Last Friday I presented to our 30+ designers and business analysts during two half-day workshops to bring them up to speed with our new integrated world (also restructured world (thank you recession)).
Preparing for the session made me think about a few things I knew I wanted to cover, or at least be ready for if asked:
- Why service design in the public sector context
- What is design thinking (you know cos you know but you know you still gotta articulate)
- Activity is masturbation if it’s not captured. We design to effect change, not for the sake of designing or to just describe change. (Why, oh why couldn’t I think of another word for ‘masturbation’ during the presentation (other than onanism)?! thanks brain.)
- And thank you Telecom XT for failing. It was the perfect example of why design thinking and service design are of equal importance to the corporate laser-sights about IT and business requirements (and why business analysis is the Yin to service design’s Yang). It was probably a great technology project, but the pain being caused is not because the technology failed, it’s because people can’t connect with their people, people can’t run their business, live their life.
1. Why Service Design in Public Sector context?
Because we live in a largely voluntary and free-state citizens comply with regulatory requirements to keep us off their back, because they’ll do the ‘right thing’ as long as the next person does. So if you want to build trust because things are going to change (governments inevitably change, policies change, ministers change their minds, not to mention society changing) Steve Diller, Nathan Shedroff, and Darryl Rhea said it best in ‘Making Meaning’ on page 136:
“Because meaningful experience depends on repeated, consistent delivery, it typically engenders greater trust. As customers’ trust in [an enterprise] deepens, their loyalty becomes stronger. They adopt a more informal relationship with the [enterprise], one that eases transactions on both sides, making them faster, better and more predictable”

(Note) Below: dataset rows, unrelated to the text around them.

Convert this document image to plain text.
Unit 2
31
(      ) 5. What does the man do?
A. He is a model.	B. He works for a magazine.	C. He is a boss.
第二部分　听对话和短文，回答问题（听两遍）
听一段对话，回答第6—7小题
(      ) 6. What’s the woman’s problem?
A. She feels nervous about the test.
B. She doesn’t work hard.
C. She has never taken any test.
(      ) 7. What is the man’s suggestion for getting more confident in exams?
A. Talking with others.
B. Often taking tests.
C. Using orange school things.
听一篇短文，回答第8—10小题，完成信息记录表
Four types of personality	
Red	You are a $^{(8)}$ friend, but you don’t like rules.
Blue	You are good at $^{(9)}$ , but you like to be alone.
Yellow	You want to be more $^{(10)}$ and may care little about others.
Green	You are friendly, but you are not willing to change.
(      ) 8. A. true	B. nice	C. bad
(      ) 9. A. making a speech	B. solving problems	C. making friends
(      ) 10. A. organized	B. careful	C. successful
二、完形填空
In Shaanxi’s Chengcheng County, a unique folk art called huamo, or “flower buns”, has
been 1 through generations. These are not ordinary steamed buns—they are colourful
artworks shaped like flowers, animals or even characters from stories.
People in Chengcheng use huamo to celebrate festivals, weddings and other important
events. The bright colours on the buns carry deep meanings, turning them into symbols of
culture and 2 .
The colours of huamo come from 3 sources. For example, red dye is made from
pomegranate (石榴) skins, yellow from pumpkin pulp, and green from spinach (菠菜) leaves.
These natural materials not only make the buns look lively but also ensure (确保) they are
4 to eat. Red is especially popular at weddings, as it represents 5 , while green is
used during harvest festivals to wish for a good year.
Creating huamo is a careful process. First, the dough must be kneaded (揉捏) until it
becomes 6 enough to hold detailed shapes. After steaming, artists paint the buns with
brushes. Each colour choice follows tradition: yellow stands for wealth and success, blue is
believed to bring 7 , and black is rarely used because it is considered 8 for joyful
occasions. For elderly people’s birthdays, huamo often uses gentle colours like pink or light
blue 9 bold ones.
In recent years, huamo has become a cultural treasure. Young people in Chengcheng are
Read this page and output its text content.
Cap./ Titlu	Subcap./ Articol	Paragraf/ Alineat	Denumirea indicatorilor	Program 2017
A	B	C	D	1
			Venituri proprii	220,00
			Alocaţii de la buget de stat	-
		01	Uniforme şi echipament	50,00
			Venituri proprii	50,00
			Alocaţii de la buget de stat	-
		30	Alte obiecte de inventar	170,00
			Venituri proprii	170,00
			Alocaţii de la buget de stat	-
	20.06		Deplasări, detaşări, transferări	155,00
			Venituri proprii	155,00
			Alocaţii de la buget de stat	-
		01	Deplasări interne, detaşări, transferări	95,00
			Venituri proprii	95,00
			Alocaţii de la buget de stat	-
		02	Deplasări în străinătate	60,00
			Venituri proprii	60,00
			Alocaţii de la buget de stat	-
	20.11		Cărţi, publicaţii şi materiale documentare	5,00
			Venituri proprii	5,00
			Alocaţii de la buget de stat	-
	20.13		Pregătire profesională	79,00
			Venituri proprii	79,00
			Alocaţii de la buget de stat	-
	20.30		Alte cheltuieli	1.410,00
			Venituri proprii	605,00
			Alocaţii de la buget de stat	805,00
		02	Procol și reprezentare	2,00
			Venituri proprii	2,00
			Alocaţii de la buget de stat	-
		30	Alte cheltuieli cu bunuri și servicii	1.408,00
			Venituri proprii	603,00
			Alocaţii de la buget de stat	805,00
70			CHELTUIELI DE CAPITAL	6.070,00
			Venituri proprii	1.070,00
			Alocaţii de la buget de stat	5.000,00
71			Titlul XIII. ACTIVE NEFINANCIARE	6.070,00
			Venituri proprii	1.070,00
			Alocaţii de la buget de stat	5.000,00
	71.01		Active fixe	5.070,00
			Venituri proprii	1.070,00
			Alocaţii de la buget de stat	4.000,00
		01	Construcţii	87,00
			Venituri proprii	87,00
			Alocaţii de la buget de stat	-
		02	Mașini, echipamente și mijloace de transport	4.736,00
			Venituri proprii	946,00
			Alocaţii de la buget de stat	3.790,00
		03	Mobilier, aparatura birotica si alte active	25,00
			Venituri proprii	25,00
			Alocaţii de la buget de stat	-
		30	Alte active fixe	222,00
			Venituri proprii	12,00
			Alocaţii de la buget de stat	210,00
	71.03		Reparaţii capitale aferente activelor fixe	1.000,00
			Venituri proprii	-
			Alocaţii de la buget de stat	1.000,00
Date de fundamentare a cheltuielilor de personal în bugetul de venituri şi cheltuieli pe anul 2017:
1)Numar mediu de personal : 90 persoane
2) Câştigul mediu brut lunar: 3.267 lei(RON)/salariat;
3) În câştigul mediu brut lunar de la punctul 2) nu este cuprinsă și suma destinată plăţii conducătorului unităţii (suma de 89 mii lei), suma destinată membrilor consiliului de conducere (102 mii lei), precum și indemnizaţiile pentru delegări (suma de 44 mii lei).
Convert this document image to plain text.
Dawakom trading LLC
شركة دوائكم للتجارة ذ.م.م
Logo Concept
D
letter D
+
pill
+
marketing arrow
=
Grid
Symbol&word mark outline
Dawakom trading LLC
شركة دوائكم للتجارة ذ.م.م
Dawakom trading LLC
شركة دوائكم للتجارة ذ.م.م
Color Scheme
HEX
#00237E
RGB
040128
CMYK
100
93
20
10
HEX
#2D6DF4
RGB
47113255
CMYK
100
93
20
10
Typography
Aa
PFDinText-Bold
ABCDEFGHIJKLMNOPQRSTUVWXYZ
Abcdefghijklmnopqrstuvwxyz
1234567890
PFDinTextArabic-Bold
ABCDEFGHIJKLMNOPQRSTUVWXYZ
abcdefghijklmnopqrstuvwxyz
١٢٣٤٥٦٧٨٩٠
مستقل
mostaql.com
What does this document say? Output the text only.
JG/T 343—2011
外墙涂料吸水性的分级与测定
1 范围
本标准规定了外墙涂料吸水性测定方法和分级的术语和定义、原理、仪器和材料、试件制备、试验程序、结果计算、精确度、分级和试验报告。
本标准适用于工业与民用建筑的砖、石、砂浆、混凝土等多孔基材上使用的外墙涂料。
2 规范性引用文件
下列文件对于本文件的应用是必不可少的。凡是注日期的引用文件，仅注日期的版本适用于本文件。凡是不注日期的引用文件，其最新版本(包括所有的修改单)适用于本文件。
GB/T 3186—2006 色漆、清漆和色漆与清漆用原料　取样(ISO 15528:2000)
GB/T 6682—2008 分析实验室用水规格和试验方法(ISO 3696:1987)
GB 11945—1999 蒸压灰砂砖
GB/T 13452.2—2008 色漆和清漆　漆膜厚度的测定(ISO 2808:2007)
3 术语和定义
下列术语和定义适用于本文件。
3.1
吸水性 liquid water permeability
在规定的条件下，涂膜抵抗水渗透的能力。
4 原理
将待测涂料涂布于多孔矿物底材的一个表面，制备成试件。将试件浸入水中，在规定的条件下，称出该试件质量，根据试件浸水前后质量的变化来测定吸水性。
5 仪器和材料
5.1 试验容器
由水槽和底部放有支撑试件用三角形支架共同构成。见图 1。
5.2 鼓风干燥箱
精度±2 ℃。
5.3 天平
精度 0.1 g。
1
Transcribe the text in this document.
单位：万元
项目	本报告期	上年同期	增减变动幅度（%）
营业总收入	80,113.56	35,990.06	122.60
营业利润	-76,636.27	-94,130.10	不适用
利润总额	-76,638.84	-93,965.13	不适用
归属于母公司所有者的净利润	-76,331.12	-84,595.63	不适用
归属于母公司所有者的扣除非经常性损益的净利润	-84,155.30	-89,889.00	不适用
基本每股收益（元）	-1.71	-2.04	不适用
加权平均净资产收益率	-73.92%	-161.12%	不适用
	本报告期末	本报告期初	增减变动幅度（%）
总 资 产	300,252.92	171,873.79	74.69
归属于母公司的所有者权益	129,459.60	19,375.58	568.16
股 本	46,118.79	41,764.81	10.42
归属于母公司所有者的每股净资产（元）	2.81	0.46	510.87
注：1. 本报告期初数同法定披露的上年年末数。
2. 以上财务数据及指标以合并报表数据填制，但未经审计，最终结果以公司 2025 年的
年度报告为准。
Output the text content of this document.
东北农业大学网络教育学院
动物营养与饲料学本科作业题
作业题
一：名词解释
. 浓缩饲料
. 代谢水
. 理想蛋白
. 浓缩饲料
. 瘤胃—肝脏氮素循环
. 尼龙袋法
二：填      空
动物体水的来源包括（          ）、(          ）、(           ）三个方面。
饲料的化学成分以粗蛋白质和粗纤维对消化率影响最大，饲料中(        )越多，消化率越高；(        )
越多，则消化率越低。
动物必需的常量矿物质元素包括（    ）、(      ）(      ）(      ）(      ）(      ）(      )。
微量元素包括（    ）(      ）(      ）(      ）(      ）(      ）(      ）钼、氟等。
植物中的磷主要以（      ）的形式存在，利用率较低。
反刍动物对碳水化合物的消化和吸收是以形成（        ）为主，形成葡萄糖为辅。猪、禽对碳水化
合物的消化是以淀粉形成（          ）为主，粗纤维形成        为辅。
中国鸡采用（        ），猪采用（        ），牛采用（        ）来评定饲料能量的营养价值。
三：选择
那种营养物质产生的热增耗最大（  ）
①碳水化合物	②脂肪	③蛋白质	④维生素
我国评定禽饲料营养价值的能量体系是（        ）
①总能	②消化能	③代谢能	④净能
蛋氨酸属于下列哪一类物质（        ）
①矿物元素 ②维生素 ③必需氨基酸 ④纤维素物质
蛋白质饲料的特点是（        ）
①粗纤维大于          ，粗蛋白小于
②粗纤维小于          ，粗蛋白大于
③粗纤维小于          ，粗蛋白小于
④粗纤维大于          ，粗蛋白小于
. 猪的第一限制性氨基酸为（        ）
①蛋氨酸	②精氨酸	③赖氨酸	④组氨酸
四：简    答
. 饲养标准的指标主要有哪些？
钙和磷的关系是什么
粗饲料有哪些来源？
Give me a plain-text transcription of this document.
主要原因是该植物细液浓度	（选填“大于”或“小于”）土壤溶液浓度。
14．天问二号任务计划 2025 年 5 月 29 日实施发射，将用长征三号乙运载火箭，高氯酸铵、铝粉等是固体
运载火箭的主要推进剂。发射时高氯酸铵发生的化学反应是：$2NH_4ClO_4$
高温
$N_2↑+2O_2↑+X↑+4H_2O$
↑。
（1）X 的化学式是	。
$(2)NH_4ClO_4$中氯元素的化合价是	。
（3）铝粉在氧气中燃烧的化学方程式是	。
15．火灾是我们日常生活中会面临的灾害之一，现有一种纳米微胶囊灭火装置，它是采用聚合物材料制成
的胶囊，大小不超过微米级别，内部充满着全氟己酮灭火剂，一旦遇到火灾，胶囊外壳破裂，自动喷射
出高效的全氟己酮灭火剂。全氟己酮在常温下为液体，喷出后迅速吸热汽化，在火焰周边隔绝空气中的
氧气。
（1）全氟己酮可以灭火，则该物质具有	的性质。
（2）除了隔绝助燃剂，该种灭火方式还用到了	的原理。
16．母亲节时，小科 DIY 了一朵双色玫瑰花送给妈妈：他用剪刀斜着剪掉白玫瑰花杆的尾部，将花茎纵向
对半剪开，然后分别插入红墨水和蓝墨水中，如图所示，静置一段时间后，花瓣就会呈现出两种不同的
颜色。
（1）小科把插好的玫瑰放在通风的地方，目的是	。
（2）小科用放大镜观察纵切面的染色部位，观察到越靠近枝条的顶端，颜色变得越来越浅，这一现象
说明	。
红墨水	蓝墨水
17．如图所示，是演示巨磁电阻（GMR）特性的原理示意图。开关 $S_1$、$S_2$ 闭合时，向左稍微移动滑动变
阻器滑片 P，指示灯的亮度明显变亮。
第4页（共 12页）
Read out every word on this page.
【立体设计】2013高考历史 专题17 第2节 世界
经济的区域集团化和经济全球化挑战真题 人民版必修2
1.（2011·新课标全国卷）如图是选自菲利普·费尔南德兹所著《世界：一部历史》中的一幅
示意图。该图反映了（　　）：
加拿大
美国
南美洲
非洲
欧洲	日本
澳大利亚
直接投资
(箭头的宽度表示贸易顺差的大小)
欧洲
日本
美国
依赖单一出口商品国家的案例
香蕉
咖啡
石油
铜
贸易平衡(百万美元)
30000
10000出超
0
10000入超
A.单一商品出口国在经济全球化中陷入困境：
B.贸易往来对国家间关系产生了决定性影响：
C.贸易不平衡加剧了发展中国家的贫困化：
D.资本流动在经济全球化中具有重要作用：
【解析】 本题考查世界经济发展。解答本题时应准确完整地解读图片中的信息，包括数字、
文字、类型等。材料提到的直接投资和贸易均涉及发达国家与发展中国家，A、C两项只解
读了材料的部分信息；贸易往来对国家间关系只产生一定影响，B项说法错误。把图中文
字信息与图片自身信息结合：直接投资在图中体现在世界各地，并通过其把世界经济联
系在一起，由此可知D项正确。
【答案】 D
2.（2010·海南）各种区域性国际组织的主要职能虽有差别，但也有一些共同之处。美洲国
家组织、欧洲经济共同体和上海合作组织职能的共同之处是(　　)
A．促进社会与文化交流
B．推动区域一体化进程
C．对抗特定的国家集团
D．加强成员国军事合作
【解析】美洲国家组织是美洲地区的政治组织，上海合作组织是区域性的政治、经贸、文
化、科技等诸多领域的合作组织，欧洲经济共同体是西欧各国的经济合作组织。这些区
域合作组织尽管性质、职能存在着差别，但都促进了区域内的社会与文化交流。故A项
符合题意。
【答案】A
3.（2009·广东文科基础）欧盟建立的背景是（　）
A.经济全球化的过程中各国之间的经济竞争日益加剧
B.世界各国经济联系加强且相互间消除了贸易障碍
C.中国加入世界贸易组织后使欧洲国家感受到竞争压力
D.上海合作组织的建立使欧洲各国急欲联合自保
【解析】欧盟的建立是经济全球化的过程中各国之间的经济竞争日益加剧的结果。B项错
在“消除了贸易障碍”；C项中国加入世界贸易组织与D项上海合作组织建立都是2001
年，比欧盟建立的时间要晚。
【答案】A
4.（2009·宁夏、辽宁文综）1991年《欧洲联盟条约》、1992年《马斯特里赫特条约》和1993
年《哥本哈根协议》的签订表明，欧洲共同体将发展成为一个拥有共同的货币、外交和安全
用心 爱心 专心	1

Designers make co-design of what it is to be a citizen possible because we use techniques to engage all the voices in the creative process – which includes helping people find their voice along the way – be they technical, managerial, customer, user, citizen, minister, change agent collaborators, etc
2. What’s Design Thinking
I go back and forth on this, and don’t even really want to be pinned down, but if I was cornered and asked to state characteristics of design thinking I’d say (as at 20.39:15.03.2010):
- It’s about moving from a current state to a better state; not just changed, or preferred, but better – for humans. What makes it better? – it supports meaning for the user based on what we know people experience and want to experience (i.e. what people do, think, use). And people includes customers, staff, managers.
- It’s a conscious process to ultimately make something to effect change, therefore needs must be deeply understood, constraints and concrete parameters must be embraced, and innovation can’t help but result
- It’s about building up ideas – synthesis trumps analysis because it goes beyond looking for patterns from available information and into interpreting quantitative and qualitative information as a means of generating solutions to the problem
- It’s collaborative, i.e. no superstar genius in the corner beavering away until they shout ‘Eureka!’ and come up with ‘the answer’. And in that collaboration it is inter-disciplinary – not a bunch of designers collaborating, a bunch of designers, customers, staff, managers, users, IT-bods, third-party customer connectors, psychologists, scientists – whoever can aid understanding, exploration, evaluation and definition. In fact, it’s never just about the designer – it’s always about everyone else. The designer is the facilitator of the process.
- Its techniques are to intended to engage and humanise the problem-solving activity, not exclude or obfuscate – every output from a designer should be meaningful to anyone who needs to understand or contribute to the problem-solving – so we story-tell, brainstorm, prototype, visualise, ask.
- I’d also point someone in the direction of Charles Owen “Design Thinking: Driving Innovation” who I was lucky enough to hear explain and debate these when he came to NZ in 2007.
So did I inspire? Who knows – tough crowd. There were nods, and smiles and I hear tell of people saying they ‘really enjoyed the session’ (which to be fair wasn’t just about service design). The proof will be in three months or so when we evaluate where we’re at and if people talk to me about work in the lift up to level 13 (not about weather, or about being in a lift).
However, it did inspire a revelation for me: may I be so bold as to state in building a capability or leading infrastructure change, design thinking and practice has been crucial to change management aspects. Getting to a better state through a conscious process of understanding needs, using a variety of techniques, approaches, communications to facilitate people engaging with their new world in such a way that they are empowered to take ownership of their role. Why we’ve even created touchpoints along the way for people to navigate their way through. Is there nothing design thinking can’t do?!